Titel: Practice as Presence – Presence as Practice: Building a Framework for Collective Understanding of Contemporary Graffiti-Making Practices
Auteur: M. Slawinska
Onderwijs: Institute of Technology Sligo
In times when graffiti is recognised as a global phenomenon rooted in urban public spaces it is important that authorities, researchers, audiences and graffitists themselves understand collectively the mechanisms that drive graffiti-making practices and the role such practices play. The term graffiti and the newer term Street Art are vague and are not used consistently, even amongst researchers from the same disciplines. Similarly, there is a lack of shared understanding of what the function of graffiti-making is and subsequently a confusion of how to deal with it. This dissertation focuses on building a framework within which the plethora of contemporary graffiti-making practices can be understood collectively.

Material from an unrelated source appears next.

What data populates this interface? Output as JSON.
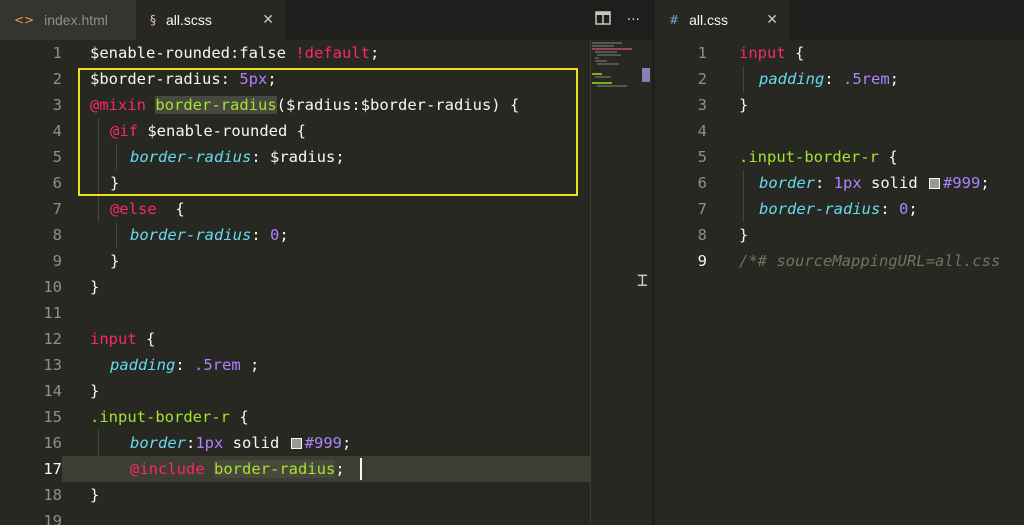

It adopts grounded theory as a research strategy, relates graffiti-making practices to the concept of presence and situates them in the context of urban environments, which are seen as spaces of mediation. Therefore, Heideggerian and Gibsonian understandings of presence and Asef Bayat’s theory of non-movements, which place emphasis on action as a response to social and physical contexts, constituted the core theoretical framework. Data collection was carried out through review of textual sources, interviews, observations and collection of visual data in the physical urban environment, online and in printed material. For practical reasons it was limited to three parts of the world, however the effort was made to include socially, economically, and culturally distinct parts of the world and covered Western Countries, Arabic Countries and Latin America. Graffiti was examined in relation to the context in which it was created. Positions of different actors involved in graffitimaking were identified in relation to their environment (user/moderator roles), providing insights into relationships between these actors.

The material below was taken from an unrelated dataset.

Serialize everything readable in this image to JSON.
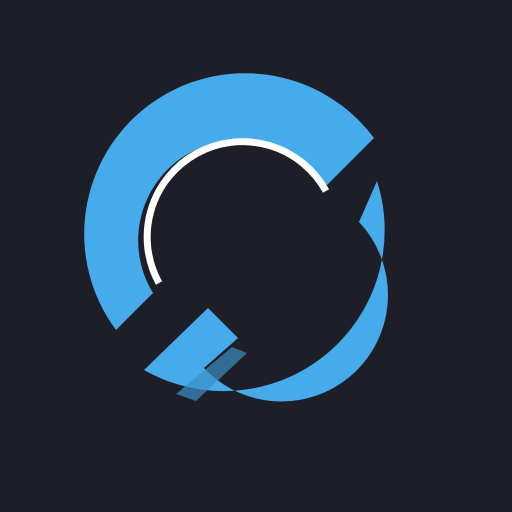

The ﬁndings show that graffiti is practised by individuals and groups representing very diverse social and cultural backgrounds, however they tend to be in some way marginalised in the context of their environments. It was determined that there is no shared ideology representing all types of graffiti-making practices, however they respond to the context of environment. As such they are place and time specific, and with progressive globalisation display high levels of hybridisation. It is proposed to consider graffiti not as an end in itself but rather as a tool adopted by a variety of individuals and social groups, who collectively constitute a passive network of graffitimakers, to establish and mediate their presence in response to contemporary urban environments.